For Robinson, the problem was the belief that we are “down here” and God is “up there”, as if sitting on a cloud. Science destroys that worldview. Instead, he sought God in life.
Similarly, Jesus is an alluring figure not because he saves you from your sins and a wrathful deity, or offers immortality, but because he displays the transforming potential of love.
The bishop was part of the demythologisation movement, an attempt to re-describe Christianity in terms that made sense to the non-religious mind.
Of course, demythologization didn’t start in the 1960s. Back in 1935, in an essay called “On Youthful Cynicism”, Bertrand Russell dryly noted that the “God of most moderns is a little vague, and apt to degenerate into a Life Force or a ‘power not ourselves that makes for righteousness’”. This transformation of religion into allegory and metaphor is fair enough if done in a sufficiently complete, honest and clear-eyed way. Yahweh could have an honourable place in our culture as a figure symbolizing cosmic order, for example, provided the clearly expressed consensus was that he was merely a symbolic figure rather than an actual being dispensing commandments that had to be obeyed. The problem is that adherents of “demythologized” versions of Christianity generally seem to want their god to be just metaphorical enough to avoid being too obviously incompatible with scientific knowledge, while still retaining an aura of sanctity and solemnity that a purely metaphorical entity could never aspire to.
However, Vernon notes that demythologization has only gone so far. Even in secular Britain, lots of people still believe in angels, the afterlife and the soul, even if they don’t go to church.
There has been a spontaneous rediscovery of the spiritual dimension, if actually it ever died. The tragedy for the church, 50 years after Honest to God, is that many people no longer feel that Sunday worship and the images of God on offer there has much to do with it.
This is a problem because religious practices and theological traditions hold a wealth of insights that are needed if the questing is to deepen and grow. They help ground the speculations of New Age thought and offer means of discernment.

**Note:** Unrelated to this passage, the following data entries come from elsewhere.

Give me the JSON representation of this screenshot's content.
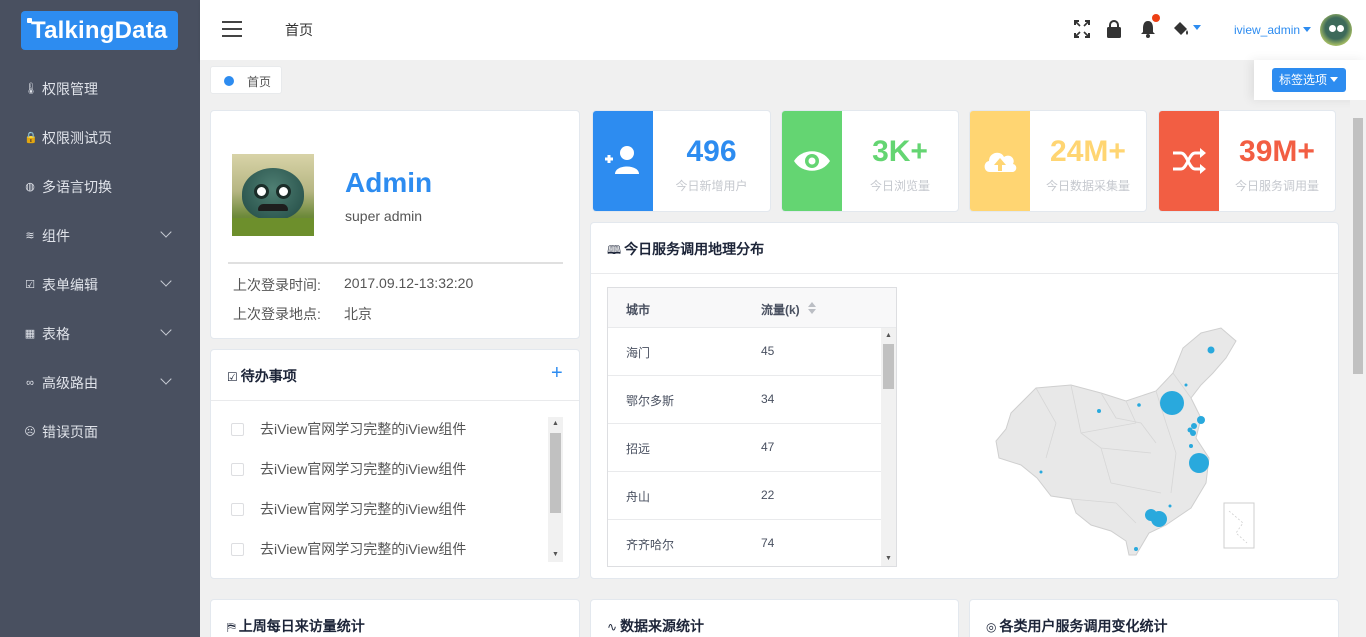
{
  "app": {
    "logo_text": "TalkingData"
  },
  "sidebar": {
    "items": [
      {
        "label": "权限管理",
        "icon": "thermometer-icon",
        "glyph": "🌡"
      },
      {
        "label": "权限测试页",
        "icon": "lock-icon",
        "glyph": "🔒"
      },
      {
        "label": "多语言切换",
        "icon": "globe-icon",
        "glyph": "◍"
      },
      {
        "label": "组件",
        "icon": "layers-icon",
        "glyph": "≋",
        "expandable": true
      },
      {
        "label": "表单编辑",
        "icon": "check-square-icon",
        "glyph": "☑",
        "expandable": true
      },
      {
        "label": "表格",
        "icon": "grid-icon",
        "glyph": "▦",
        "expandable": true
      },
      {
        "label": "高级路由",
        "icon": "infinity-icon",
        "glyph": "∞",
        "expandable": true
      },
      {
        "label": "错误页面",
        "icon": "sad-face-icon",
        "glyph": "☹"
      }
    ]
  },
  "header": {
    "breadcrumb": "首页",
    "user_name": "iview_admin",
    "icons": [
      "fullscreen-icon",
      "lock-icon",
      "bell-icon",
      "paint-bucket-icon"
    ]
  },
  "tagbar": {
    "active_tag": "首页",
    "options_label": "标签选项"
  },
  "profile": {
    "name": "Admin",
    "role": "super admin",
    "last_login_time_label": "上次登录时间:",
    "last_login_time": "2017.09.12-13:32:20",
    "last_login_place_label": "上次登录地点:",
    "last_login_place": "北京"
  },
  "todo": {
    "title": "待办事项",
    "add_symbol": "+",
    "items": [
      "去iView官网学习完整的iView组件",
      "去iView官网学习完整的iView组件",
      "去iView官网学习完整的iView组件",
      "去iView官网学习完整的iView组件"
    ]
  },
  "stats": [
    {
      "value": "496",
      "label": "今日新增用户",
      "color": "#2d8cf0",
      "icon": "add-user-icon"
    },
    {
      "value": "3K+",
      "label": "今日浏览量",
      "color": "#64d572",
      "icon": "eye-icon"
    },
    {
      "value": "24M+",
      "label": "今日数据采集量",
      "color": "#ffd572",
      "icon": "upload-cloud-icon"
    },
    {
      "value": "39M+",
      "label": "今日服务调用量",
      "color": "#f25e43",
      "icon": "shuffle-icon"
    }
  ],
  "geo": {
    "title": "今日服务调用地理分布",
    "columns": [
      "城市",
      "流量(k)"
    ],
    "rows": [
      [
        "海门",
        "45"
      ],
      [
        "鄂尔多斯",
        "34"
      ],
      [
        "招远",
        "47"
      ],
      [
        "舟山",
        "22"
      ],
      [
        "齐齐哈尔",
        "74"
      ]
    ]
  },
  "bottom_cards": [
    {
      "title": "上周每日来访量统计",
      "icon": "map-icon"
    },
    {
      "title": "数据来源统计",
      "icon": "pulse-icon"
    },
    {
      "title": "各类用户服务调用变化统计",
      "icon": "target-icon"
    }
  ]
}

Insights into what? Where is all this questing supposed to lead? New Age thought grounded in religious practices and theological traditions will be more or less as hollow and misguided as New Age thought grounded in the usual mix of wishful thinking and hocus pocus. It could even be said that the two amount to the same thing. Mark Vernon seems profoundly uninterested in whether the “spiritual dimension” describes anything real, but that’s an issue reasonable people should consider before they go off “questing” for holy grails that won’t hold water.